When newcomers mistake arrival for ownership, cities’ identities are the first to go.

New York is where many college graduates go to reinvent themselves. Census data shows that in 2023, more than 6% of recent college graduates moved to New York, almost double the percentage of the next most-popular United States city. USC graduates are no exception. While the majority of Trojans stay in California after graduation, every summer, there is a steady flow of alums who head east to New York, and a new “NYC” is promptly added to their Instagram bios.
Here’s the issue: You’ll never become a New Yorker.
This isn’t meant to be a slogan to gatekeep. It’s not meant to be a dig or a demand that you prove yourself by surviving six miserable winters or memorizing train lines. It’s a reminder that a city isn’t something you can wear, buy or brand yourself into.
Yet transplants keep trying. They arrive and perform the role of “New Yorker” as if it’s a costume, clinging to symbols and competing to out-New York one another. It turns into a performance, with transplants competing over who can act the most “New York.” Riding the train becomes a method to prove toughness, knowing a pizza spot becomes a badge of authenticity and struggling through daily inconveniences gets spun as street credibility.
Ordinary city life gets transformed into a contest of discomfort, with image-making standing in for identity.
This isn’t a problem unique to New York, nor is it a new one. Every city with some cultural weight attracts people who try to rebrand themselves through it. Los Angeles has its own version.

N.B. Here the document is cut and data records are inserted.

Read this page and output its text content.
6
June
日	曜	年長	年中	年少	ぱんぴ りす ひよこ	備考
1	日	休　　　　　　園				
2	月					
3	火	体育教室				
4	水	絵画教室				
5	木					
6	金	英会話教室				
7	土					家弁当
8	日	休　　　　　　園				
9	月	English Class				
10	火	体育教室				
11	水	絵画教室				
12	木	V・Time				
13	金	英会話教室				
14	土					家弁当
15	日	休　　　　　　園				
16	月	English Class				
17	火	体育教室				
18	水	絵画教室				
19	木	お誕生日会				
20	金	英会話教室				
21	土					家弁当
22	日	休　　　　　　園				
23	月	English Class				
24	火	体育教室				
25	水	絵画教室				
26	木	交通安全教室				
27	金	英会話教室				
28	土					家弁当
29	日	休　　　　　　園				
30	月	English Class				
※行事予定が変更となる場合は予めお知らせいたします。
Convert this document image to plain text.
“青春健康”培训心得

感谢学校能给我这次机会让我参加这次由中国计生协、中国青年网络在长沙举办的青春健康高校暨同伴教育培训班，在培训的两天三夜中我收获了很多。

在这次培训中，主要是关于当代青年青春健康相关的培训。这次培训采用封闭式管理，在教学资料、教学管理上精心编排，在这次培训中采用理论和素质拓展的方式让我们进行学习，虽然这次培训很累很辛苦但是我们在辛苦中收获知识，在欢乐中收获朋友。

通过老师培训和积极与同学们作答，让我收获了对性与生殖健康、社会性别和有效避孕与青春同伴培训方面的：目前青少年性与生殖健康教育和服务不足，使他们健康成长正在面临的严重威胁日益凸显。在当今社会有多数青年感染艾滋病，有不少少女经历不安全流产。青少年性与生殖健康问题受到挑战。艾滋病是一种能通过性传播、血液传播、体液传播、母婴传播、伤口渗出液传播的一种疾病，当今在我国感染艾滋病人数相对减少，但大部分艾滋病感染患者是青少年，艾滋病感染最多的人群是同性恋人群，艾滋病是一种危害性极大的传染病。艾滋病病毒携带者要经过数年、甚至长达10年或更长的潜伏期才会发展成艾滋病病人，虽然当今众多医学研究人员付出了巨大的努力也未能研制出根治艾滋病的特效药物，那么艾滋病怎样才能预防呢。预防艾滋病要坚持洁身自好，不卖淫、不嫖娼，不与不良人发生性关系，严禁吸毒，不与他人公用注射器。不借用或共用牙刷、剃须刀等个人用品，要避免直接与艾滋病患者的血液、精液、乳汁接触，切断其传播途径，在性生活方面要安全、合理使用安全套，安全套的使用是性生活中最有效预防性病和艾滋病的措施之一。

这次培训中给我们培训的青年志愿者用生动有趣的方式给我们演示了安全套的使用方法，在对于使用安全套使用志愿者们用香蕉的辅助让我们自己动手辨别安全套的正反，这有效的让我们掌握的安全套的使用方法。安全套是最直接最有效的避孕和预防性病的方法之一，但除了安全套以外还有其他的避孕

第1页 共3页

Transplants move west, and within weeks, they’re “so L.A.” because they’ve bought an Erewhon smoothie, hiked Runyon Canyon and memorized “the 405.” They compress one of the most sprawling cities in the U.S. into a mood board of wellness and vintage denim.
In Paris, London, Boston, Miami, Austin — the same pattern repeats. People move in, announce they’ve discovered the real city, then slowly reshape neighborhoods until their original character is either priced out or marketed as something for them to consume. Suddenly, the taco stand is a “hidden gem,” the dive bar is an “authentic local spot” and rent doubles for families who built those communities long before anyone called them “up-and-coming.”
This isn’t a critique of migration itself. Cities depend on newcomers; they’ve always grown by absorbing perspectives, cultures and energy from outside. The problem comes when arrival gets mistaken for ownership. Moving somewhere doesn’t grant you authority to define it, and it certainly doesn’t entitle you to erase the people who made it what it was in the first place.
Performance has consequences. When enough people chase the same curated version of city living, the market bends to meet their needs. Coffee shops replace corner stores and rents skyrocket. The character that drew transplants in gets hollowed out until all that’s left is an expensive imitation; the very people chasing “authenticity” are the ones sanding it away.
The train isn’t proof of adaptation — it’s just public transportation. A neighborhood deli isn’t a badge of credibility — it’s food. Walking seven blocks with your groceries isn’t toughness — it’s just reality.
The same goes for neighborhoods. The West Village has always been the West Village, West L.A. has always been West L.A. and Williamsburg has been Williamsburg for as long as I can remember. But if you told me in high school that St. Mark’s Place would one day become the epicenter of transplant culture, I would’ve laughed.
A place once for high schoolers to get piercings or cheap food is now overrun with transplants and packaged as a “must-see” location for people trying to prove they’ve unlocked the real New York.
In L.A., USC students see this around them in real time. Silver Lake, once sustained by native Angelenos, has been steadily rebranded for outsiders. People are left to watch the neighborhoods they grew up in become unrecognizable.
This isn’t about economics; it’s about culture. Transplants flatten entire identities into an aesthetic shorthand. A multidimensional, multicultural city becomes an easy-to-digest accessory, a backdrop and a brand. Cities are not monoliths — they’re ecosystems — and reducing them to a $20 smoothie or subway line isn’t just shallow; it’s destructive.
When you make a city your costume, you stop seeing it as someone’s home. Your travel destination, your fantasy of “city life,” is someone else’s everyday. What matters is how you live in a city: whether you adapt to it or demand it adapt to you. The first adds something; the latter erases. Cities don’t need you to cosplay them, and you don’t need to rebrand yourself in the process.
So no, you’ll never become a New Yorker in the same way you’ll never become an Angeleno. And that’s fine. Be yourself in that new city, but remember — that place will never become your hometown.